Según los datos de la Organización Mundial de la Salud (OMS), en todo el mundo entre 400 y 600 millones de personas tienen algún tipo de alergia. La prevalencia en general de las enfermedades alérgicas está en aumento de manera sustancial en todo el mundo; algunos de los factores es el impacto del cambio climático, la mala alimentación y el uso inapropiado de medicamentos.
“Con respecto a los efectos del cambio climático en la salud de los seres humanos, las diferentes asociaciones y sociedades de alergias y enfermedades respiratorias, así como la Organización Meteorológica Mundial, impulsan permanentemente una iniciativa conjunta para llamar la atención sobre el aumento de la cantidad de polen, que aumenta el riesgo de sensibilización alérgica en las personas susceptibles”, dijo a Infobae la doctora Stella Maris Cuevas (MN 81.701) Médica otorrinolaringóloga, experta en olfato, alergista y ex presidenta de la Asociación de Otorrinolaringología de la Ciudad de Buenos Aires (AOCBA)
El aumento de temperaturas hace que la época de polinización se adelante respecto a su temporada habitual, las sequías hacen que se prolongue su permanencia en el medio ambiente y, por otra parte, los contaminantes del aire aumentan la carga alergénica por polen y cambian la composición de los diferentes alérgenos.
Por ello, la OMS alerta que, para el año 2050, la mitad de la población mundial padecerá algún tipo de alergia.
¿Qué es la rinitis alérgica?

“La rinitis alérgica es una reacción de hipersensibilidad inmediata, mediada por un anticuerpo, la inmunoglobulina E. Estos anticuerpos causan la desgranulación de una célula del sistema inmunológico llamada mastocito”, agregó la experta.
A su vez, los mastocitos liberan mediadores y precipitan los síntomas de la rinitis alérgica, con una reacción de fase temprana que ocurre a los pocos minutos de la exposición al alérgeno, con picor nasal y de ojos, estornudos en salva y secreción nasal tipo clara de huevo.
“Posteriormente, cuatro o cinco horas después de entrar en contacto con el alérgeno, con un pico entre las seis y 12 horas siguientes, el síntoma principal es el bloqueo, es decir, la obstrucción nasal o taponamiento. En este momento, aparece aquí otras células del sistema inmunitario: los eosinófilos, que perpetúan el proceso inflamatorio y lo mantienen en el tiempo”, preció la doctora Cuevas.
Entonces, podemos decir que la rinitis alérgica es un proceso inflamatorio de la mucosa que reviste las fosas nasales.
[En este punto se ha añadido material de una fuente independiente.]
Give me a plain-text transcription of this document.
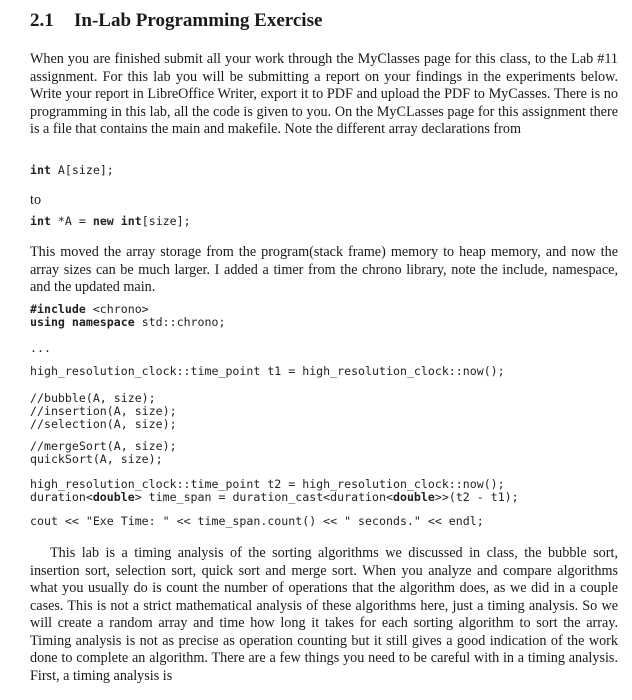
2.1 In-Lab Programming Exercise
When you are finished submit all your work through the MyClasses page for this class, to the Lab #11 assignment. For this lab you will be submitting a report on your findings in the experiments below. Write your report in LibreOffice Writer, export it to PDF and upload the PDF to MyCasses. There is no programming in this lab, all the code is given to you. On the MyCLasses page for this assignment there is a file that contains the main and makefile. Note the different array declarations from
int A[size];
to
int *A = new int[size];
This moved the array storage from the program(stack frame) memory to heap memory, and now the array sizes can be much larger. I added a timer from the chrono library, note the include, namespace, and the updated main.
#include <chrono>
using namespace std::chrono;
...
high_resolution_clock::time_point t1 = high_resolution_clock::now();
//bubble(A, size);
//insertion(A, size);
//selection(A, size);
//mergeSort(A, size);
quickSort(A, size);
high_resolution_clock::time_point t2 = high_resolution_clock::now();
duration<double> time_span = duration_cast<duration<double>>(t2 - t1);
cout << "Exe Time: " << time_span.count() << " seconds." << endl;
This lab is a timing analysis of the sorting algorithms we discussed in class, the bubble sort, insertion sort, selection sort, quick sort and merge sort. When you analyze and compare algorithms what you usually do is count the number of operations that the algorithm does, as we did in a couple cases. This is not a strict mathematical analysis of these algorithms here, just a timing analysis. So we will create a random array and time how long it takes for each sorting algorithm to sort the array. Timing analysis is not as precise as operation counting but it still gives a good indication of the work done to complete an algorithm. There are a few things you need to be careful with in a timing analysis. First, a timing analysis is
Las personas riníticas necesitan de una carga genética (predisposición) que compromete su sistema inmunitario. Este reacciona de manera sobreexagerada a la llegada de los alérgenos.
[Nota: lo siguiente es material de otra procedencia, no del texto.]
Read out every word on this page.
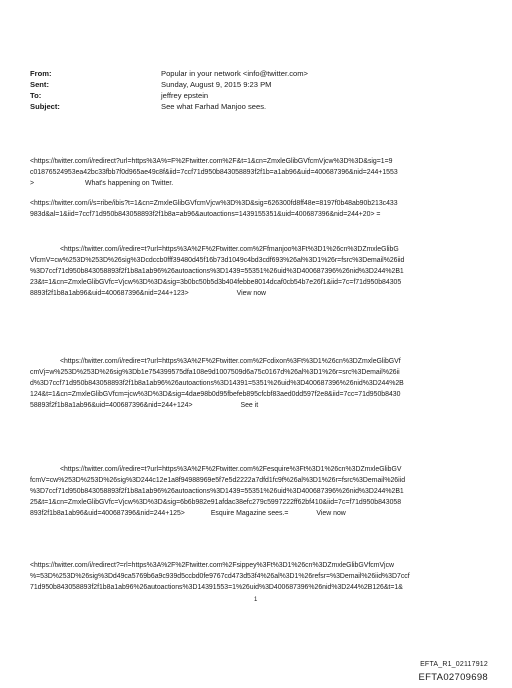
From:	Popular in your network <info@twitter.com>
Sent:	Sunday, August 9, 2015 9:23 PM
To:	jeffrey epstein
Subject:	See what Farhad Manjoo sees.
<https://twitter.com/i/redirect?url=https%3A%=F%2Ftwitter.com%2F&t=1&cn=ZmxleGlibGVfcmVjcw%3D%3D&sig=1=9
c01876524953ea42bc33fbb7f0d965ae49c8f&iid=7ccf71d950b843058893f2f1b=a1ab96&uid=400687396&nid=244+1553
>	What's happening on Twitter.
<https://twitter.com/i/s=ribe/ibis?t=1&cn=ZmxleGlibGVfcmVjcw%3D%3D&sig=626300fd8ff48e=8197f0b48ab90b213c433
983d&al=1&iid=7ccf71d950b843058893f2f1b8a=ab96&autoactions=1439155351&uid=400687396&nid=244+20> =
<https://twitter.com/i/redire=t?url=https%3A%2F%2Ftwitter.com%2Ffmanjoo%3Ft%3D1%26cn%3DZmxleGlibG
VfcmV=cw%253D%253D%26sig%3Dcdccb0fff39480d45f16b73d1049c4bd3cdf693%26al%3D1%26r=fsrc%3Demail%26iid
%3D7ccf71d950b843058893f2f1b8a1ab96%26autoactions%3D1439=55351%26uid%3D400687396%26nid%3D244%2B1
23&t=1&cn=ZmxleGlibGVfc=Vjcw%3D%3D&sig=3b0bc50b5d3b404febbe8014dcaf0cb54b7e26f1&iid=7c=f71d950b84305
8893f2f1b8a1ab96&uid=400687396&nid=244+123>	View now
<https://twitter.com/i/redire=t?url=https%3A%2F%2Ftwitter.com%2Fcdixon%3Ft%3D1%26cn%3DZmxleGlibGVf
cmVj=w%253D%253D%26sig%3Db1e754399575dfa108e9d1007509d6a75c0167d%26al%3D1%26r=src%3Demail%26ii
d%3D7ccf71d950b843058893f2f1b8a1ab96%26autoactions%3D14391=5351%26uid%3D400687396%26nid%3D244%2B
124&t=1&cn=ZmxleGlibGVfcm=jcw%3D%3D&sig=4dae98b0d95fbefeb895cfcbf83aed0dd597f2e8&iid=7cc=71d950b8430
58893f2f1b8a1ab96&uid=400687396&nid=244+124>	See it
<https://twitter.com/i/redire=t?url=https%3A%2F%2Ftwitter.com%2Fesquire%3Ft%3D1%26cn%3DZmxleGlibGV
fcmV=cw%253D%253D%26sig%3D244c12e1a8f94988969e5f7e5d2222a7dfd1fc9f%26al%3D1%26r=fsrc%3Demail%26iid
%3D7ccf71d950b843058893f2f1b8a1ab96%26autoactions%3D1439=55351%26uid%3D400687396%26nid%3D244%2B1
25&t=1&cn=ZmxleGlibGVfc=Vjcw%3D%3D&sig=6b6b982e91afdac38efc279c5997222ff62bf410&iid=7c=f71d950b843058
893f2f1b8a1ab96&uid=400687396&nid=244+125>	Esquire Magazine sees.=	View now
<https://twitter.com/i/redirect?=rl=https%3A%2F%2Ftwitter.com%2Fsippey%3Ft%3D1%26cn%3DZmxleGlibGVfcmVjcw
%=53D%253D%26sig%3Dd49ca5769b6a9c939d5ccbd0fe9767cd473d53f4%26al%3D1%26refsr=%3Demail%26iid%3D7ccf
71d950b843058893f2f1b8a1ab96%26autoactions%3D14391553=1%26uid%3D400687396%26nid%3D244%2B126&t=1&
1
EFTA_R1_02117912
EFTA02709698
Los pólenes de los árboles quienes desencadenan la aparición de los síntoma en esta época del año, además de otras manifestaciones como el incordio, la irascibilidad y el mal humor, con la consiguiente alteración en la calidad de vida.
“Quienes más sufren estas crisis alérgicas son las personas que tienen rinosinusitis con afectación inflamatoria de la mucosa de las fosas nasales y de los senos paranasales, muchas de ellas con pólipos. Este grupo de personas suelen tener insuficiencia respiratoria nasal por falta de permeabilidad, cefalea, hiposmia grave, moco retronasal, carraspera y tos”, detalló la doctora Cuevas.
Además, las personas alérgicas son muy vulnerables a padecer de manera frecuente procesos virales, que afectarán aún más su calidad de vida.
Tratamiento de las rinitis alérgicas
En la actualidad el abanico terapéutico es enorme, el mejor tratamiento disponible incluye:

- Antihistamínicos de segunda generación: estos fármacos inhiben la liberación de histamina y no atraviesan la barrera hematoencefálica; por ende, no causan sueño.
- Antileucotrienos: inhiben la liberación de mediadores inflamatorios.
- Solución salina hipertónica: mejora el funcionamiento de la mucosa nasal, en especial la movilidad de los cilios que ayudan a arrastrar el moco, ayudando a la limpieza de la mucosa rinofaríngea.
- Corticoides tópicos: de aplicación local, son potentes antiinflamatorios.
Se puede usar vaselina al lado de los lagrimales, pues los pólenes se pegarán y no ingresarán en los ojos. También se recomienda el uso de gafas o anteojos y de barbijo, para evitar que los pólenes ingresen en las fosas nasales y en la garganta.
No debemos subestimar ningún síntoma, ni considerar esta enfermedad como un problema menor, debemos evitar minimizar esta patología, dado que afecta gravemente la calidad de vida.
Las personas que ya saben que son alérgicas se anticipan e intentan prevenir estos síntomas, y consultan al especialista con anticipación. Como siempre, se recomienda no automedicarse.